To further prove that the resulting cells have a true totipotent state, the team tested their differentiation potential in vitro and also injected them into an early mouse embryo to see the differentiation potential in vivo. They found that the cells not only behaved like true totipotent cells in a petri dish, but also differentiated in vivo into both embryonic and extraembryonic lineages. This is a typical feature of normal totipotent cells, which have the potential to develop into fetus as well as surrounding yolk sac and placenta, while pluripotent cells can only develop into fetus.
In addition, when the researchers used special culture conditions for the TAW cocktail-induced totipotent cells, the subsequent cells also showed similar totipotency characteristics. This observation suggests that the totipotency of TAW-induced cells can be maintained in a laboratory environment and thus establish a stable system.
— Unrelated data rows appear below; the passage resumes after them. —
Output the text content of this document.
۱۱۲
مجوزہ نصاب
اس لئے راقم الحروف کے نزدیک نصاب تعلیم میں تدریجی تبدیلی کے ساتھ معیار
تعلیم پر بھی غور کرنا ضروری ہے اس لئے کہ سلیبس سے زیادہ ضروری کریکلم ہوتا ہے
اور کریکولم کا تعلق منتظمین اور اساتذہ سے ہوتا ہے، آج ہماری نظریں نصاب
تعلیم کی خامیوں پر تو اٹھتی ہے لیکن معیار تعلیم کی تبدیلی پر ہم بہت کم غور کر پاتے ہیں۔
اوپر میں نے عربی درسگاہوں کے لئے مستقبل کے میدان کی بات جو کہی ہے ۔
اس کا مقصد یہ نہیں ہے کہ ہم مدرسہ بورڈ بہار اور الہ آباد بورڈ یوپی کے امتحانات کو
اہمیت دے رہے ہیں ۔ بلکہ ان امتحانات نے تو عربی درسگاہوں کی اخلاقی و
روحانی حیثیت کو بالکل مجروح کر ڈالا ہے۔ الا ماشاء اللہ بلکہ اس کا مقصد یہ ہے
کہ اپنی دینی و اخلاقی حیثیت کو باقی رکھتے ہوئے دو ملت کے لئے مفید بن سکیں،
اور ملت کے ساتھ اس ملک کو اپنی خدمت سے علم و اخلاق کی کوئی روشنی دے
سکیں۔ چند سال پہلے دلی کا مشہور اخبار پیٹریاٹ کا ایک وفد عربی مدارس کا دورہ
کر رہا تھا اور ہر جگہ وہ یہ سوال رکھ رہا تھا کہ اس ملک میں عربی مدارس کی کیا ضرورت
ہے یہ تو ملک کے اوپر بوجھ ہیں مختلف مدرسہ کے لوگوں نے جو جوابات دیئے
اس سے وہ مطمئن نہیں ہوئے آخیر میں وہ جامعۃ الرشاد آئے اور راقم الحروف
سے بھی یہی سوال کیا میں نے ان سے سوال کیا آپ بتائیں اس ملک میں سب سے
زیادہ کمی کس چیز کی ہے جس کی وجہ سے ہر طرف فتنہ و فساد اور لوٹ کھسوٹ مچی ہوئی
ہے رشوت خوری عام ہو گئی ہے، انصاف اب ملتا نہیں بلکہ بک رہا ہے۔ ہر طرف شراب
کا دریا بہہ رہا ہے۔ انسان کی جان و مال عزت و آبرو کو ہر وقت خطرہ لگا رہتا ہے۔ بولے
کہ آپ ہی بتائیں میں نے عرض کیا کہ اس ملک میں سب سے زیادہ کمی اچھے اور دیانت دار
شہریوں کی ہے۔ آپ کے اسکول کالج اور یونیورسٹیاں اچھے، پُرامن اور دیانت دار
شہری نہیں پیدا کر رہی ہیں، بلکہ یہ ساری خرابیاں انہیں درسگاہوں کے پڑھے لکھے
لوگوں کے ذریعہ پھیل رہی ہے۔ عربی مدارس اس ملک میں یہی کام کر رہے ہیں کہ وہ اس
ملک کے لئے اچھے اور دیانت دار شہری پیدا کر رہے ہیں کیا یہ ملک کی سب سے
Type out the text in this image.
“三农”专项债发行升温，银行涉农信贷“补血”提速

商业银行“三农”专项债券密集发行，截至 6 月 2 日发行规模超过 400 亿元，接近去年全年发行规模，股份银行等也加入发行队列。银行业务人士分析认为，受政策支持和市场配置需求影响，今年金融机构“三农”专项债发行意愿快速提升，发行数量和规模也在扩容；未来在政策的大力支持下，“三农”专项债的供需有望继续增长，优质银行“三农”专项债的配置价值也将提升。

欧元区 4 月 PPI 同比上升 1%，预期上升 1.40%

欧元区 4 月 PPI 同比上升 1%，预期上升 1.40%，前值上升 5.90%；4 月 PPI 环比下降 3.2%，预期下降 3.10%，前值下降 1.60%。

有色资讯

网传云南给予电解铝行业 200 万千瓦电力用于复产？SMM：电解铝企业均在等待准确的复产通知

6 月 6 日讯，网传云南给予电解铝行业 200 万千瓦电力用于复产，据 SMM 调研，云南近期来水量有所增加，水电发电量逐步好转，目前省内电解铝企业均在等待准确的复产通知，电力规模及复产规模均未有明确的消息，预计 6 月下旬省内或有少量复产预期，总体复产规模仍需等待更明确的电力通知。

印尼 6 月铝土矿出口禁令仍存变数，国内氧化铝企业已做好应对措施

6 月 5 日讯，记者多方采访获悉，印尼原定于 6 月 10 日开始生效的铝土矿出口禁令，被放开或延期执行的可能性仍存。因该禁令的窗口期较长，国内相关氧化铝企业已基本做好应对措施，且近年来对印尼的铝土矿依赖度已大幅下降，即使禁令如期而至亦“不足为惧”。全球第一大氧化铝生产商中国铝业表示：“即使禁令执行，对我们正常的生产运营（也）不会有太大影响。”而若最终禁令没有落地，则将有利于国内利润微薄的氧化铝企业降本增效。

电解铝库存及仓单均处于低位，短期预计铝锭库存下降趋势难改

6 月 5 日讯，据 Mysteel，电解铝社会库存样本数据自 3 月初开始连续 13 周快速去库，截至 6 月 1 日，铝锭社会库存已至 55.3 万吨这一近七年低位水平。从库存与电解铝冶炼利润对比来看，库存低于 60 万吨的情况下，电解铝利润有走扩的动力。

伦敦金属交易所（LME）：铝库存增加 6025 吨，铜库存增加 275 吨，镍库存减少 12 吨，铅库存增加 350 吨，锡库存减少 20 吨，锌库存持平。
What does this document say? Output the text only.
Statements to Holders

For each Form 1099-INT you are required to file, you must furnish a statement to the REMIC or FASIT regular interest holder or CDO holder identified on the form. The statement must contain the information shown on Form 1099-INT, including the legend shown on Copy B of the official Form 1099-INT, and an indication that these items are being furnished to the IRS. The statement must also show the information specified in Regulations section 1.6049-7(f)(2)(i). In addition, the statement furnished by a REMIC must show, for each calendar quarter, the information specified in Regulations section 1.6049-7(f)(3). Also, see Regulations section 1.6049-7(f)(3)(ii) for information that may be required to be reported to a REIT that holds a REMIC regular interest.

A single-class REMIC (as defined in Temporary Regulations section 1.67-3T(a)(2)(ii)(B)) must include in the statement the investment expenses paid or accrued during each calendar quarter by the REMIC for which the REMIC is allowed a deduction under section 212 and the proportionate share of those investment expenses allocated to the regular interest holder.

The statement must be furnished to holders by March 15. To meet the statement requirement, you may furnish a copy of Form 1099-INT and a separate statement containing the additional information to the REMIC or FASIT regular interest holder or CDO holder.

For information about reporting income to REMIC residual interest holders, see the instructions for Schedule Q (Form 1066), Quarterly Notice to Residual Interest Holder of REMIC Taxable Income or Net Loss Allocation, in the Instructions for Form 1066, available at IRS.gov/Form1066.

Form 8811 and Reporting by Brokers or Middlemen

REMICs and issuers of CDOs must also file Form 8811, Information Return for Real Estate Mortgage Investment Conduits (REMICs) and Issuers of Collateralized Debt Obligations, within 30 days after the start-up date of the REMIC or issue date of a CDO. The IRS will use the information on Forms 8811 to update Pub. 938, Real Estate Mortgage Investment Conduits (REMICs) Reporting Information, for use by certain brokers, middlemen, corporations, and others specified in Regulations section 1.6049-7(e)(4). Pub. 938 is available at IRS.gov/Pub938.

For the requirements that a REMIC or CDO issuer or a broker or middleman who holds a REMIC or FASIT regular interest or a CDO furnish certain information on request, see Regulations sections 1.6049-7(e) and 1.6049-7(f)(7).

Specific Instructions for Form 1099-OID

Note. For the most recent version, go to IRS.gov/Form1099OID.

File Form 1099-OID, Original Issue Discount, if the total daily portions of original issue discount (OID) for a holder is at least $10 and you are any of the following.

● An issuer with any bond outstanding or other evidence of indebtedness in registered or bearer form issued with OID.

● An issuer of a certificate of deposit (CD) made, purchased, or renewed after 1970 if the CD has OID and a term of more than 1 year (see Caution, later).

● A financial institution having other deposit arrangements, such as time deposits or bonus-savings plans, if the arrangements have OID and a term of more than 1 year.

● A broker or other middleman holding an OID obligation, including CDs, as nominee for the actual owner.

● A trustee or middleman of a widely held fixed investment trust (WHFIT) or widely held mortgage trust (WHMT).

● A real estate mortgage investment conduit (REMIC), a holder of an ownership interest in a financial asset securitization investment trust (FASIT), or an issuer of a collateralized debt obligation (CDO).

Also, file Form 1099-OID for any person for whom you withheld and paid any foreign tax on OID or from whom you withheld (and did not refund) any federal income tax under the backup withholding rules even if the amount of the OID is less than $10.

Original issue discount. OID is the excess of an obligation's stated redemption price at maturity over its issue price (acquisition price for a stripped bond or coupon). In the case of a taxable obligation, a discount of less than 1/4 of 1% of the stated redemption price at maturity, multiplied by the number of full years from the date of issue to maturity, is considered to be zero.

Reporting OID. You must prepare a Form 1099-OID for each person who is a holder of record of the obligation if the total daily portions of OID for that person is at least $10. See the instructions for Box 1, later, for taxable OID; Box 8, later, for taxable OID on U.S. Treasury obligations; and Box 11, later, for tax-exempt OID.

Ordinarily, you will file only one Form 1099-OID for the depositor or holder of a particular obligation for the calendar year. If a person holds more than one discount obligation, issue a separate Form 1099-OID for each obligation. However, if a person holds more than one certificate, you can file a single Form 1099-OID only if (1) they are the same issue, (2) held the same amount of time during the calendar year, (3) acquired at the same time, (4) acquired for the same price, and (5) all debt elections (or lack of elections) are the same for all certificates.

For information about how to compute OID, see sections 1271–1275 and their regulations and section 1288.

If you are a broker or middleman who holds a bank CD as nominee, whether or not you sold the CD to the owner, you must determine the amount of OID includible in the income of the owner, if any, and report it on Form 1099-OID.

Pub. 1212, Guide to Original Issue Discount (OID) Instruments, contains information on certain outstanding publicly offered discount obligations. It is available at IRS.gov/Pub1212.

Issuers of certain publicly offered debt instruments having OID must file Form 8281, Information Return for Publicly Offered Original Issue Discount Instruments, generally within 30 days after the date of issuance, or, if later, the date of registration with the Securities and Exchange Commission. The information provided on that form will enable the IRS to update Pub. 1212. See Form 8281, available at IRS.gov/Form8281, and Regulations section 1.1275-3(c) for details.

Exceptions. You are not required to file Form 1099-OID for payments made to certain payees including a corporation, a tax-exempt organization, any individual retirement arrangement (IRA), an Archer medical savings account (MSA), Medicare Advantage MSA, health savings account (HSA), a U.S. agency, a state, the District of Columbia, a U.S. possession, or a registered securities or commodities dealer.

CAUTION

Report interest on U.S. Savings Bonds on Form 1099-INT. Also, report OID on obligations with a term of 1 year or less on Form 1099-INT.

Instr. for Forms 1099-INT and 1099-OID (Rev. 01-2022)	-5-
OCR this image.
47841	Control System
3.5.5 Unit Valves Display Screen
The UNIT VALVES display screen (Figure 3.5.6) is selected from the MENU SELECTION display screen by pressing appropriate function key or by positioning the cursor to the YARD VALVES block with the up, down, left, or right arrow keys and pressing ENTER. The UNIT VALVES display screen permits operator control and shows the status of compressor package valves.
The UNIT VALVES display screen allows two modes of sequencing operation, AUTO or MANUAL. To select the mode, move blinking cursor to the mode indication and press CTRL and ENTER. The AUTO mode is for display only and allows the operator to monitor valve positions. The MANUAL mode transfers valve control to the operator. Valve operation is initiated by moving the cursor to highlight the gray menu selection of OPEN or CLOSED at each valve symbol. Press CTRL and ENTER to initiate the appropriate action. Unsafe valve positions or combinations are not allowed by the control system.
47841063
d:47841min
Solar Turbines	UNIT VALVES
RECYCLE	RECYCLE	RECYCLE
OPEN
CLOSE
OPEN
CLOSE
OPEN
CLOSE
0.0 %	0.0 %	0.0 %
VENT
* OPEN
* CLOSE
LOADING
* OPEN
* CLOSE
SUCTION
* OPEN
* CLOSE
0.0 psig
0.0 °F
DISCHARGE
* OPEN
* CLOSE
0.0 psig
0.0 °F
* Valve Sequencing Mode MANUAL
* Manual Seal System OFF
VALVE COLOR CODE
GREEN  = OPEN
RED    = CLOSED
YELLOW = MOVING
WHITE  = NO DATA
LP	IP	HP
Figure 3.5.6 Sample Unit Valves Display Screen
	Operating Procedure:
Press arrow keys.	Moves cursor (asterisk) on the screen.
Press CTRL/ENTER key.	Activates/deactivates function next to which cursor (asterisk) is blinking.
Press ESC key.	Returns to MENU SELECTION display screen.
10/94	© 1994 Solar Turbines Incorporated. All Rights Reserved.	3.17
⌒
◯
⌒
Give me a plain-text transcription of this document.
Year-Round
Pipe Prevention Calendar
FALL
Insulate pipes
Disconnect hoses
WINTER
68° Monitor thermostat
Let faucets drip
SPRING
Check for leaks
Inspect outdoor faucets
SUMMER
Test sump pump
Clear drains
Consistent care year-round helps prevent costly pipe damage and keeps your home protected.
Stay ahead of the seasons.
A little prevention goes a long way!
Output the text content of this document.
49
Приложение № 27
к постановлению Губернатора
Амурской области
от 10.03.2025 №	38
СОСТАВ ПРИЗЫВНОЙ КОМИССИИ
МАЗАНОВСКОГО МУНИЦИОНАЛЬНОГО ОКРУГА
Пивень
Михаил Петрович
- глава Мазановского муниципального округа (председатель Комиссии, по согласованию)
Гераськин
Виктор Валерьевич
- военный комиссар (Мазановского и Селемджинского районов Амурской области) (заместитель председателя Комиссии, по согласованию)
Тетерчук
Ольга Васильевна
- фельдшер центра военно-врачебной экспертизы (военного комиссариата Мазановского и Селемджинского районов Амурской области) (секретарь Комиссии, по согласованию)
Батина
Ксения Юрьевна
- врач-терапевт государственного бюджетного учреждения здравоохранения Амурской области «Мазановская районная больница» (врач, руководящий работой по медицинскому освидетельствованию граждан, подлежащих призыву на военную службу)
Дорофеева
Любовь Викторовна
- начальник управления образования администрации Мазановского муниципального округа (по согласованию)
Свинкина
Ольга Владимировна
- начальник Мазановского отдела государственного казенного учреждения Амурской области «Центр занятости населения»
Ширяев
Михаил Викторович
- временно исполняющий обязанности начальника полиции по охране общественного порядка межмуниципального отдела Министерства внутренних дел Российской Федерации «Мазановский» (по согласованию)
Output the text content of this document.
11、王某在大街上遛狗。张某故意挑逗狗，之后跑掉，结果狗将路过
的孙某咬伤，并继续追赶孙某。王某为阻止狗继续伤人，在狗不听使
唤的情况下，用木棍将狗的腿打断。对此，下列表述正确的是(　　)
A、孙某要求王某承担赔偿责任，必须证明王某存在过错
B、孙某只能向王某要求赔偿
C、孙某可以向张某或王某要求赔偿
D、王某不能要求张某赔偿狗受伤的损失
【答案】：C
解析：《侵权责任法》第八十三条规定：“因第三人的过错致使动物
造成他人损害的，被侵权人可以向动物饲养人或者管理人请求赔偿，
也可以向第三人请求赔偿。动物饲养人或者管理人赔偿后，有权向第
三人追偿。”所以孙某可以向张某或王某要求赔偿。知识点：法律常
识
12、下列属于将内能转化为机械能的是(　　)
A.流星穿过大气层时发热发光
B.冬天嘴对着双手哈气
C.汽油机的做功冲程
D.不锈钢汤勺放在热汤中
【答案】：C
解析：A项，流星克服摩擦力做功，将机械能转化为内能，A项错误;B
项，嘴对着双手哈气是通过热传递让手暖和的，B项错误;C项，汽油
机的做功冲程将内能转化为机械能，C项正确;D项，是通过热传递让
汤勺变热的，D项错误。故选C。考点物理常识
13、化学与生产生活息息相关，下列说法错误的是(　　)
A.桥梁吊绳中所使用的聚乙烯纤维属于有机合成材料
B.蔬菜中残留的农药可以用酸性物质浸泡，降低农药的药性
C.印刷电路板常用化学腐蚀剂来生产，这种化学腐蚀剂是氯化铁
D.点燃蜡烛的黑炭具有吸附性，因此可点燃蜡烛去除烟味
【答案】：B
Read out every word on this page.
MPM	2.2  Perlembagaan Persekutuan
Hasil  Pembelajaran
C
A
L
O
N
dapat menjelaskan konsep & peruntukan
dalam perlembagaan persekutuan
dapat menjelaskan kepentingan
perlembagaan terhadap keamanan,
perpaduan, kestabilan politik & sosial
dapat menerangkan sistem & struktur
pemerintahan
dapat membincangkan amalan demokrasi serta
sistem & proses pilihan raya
Such a system is important, because it will enable much scientific research into the beginning of life. For example, scientists can use this system to manipulate the totipotent cells to better understand the highly orchestrated process at the beginning of life. “Certain cells will have to appear at the right time and in the right location for life to take place,” Ding says, and you can’t study this without the right tools.
In that sense, “this document is the first step and offers huge opportunities,” he says.
In addition, a deeper understanding and thus control of totipotent cells will have a wide range of implications, such as earning a second chance at creating individual life and even accelerating the evolution of a species.
Many of the possibilities will spark controversy, Ding admits. It’s worth noting that while those possibilities are in the distant future, he says, it’s hard to predict what society’s ethical concerns will be. After all, the scientific community has not seen any lighter restrictions on research on human embryos in the past ten years. But last year, people started seriously considering how long a human embryo can be kept in a petri dish from the original 14-day rule.
While the team is well aware of ethical considerations, Ding believes that as scientists their most important job is to focus on making discoveries in the present and laying the groundwork for generations to come. Then the latter has the knowledge and tools to make decisions.
Yanyan Hu et al, Induction of mouse totipotent stem cells by a defined chemical cocktail, Nature (2022). DOI: 10.1038/s41586-022-04967-9
Quote: Scientists take first step to master an omnipotent cell type from the beginning of life (2022, June 23) retrieved June 23, 2022 from https://phys.org/news/2022-06-scientists -master-all- powerful-cell-life.html
This document is copyrighted. Other than fair dealing for personal study or research, nothing may be reproduced without written permission. The content is provided for informational purposes only.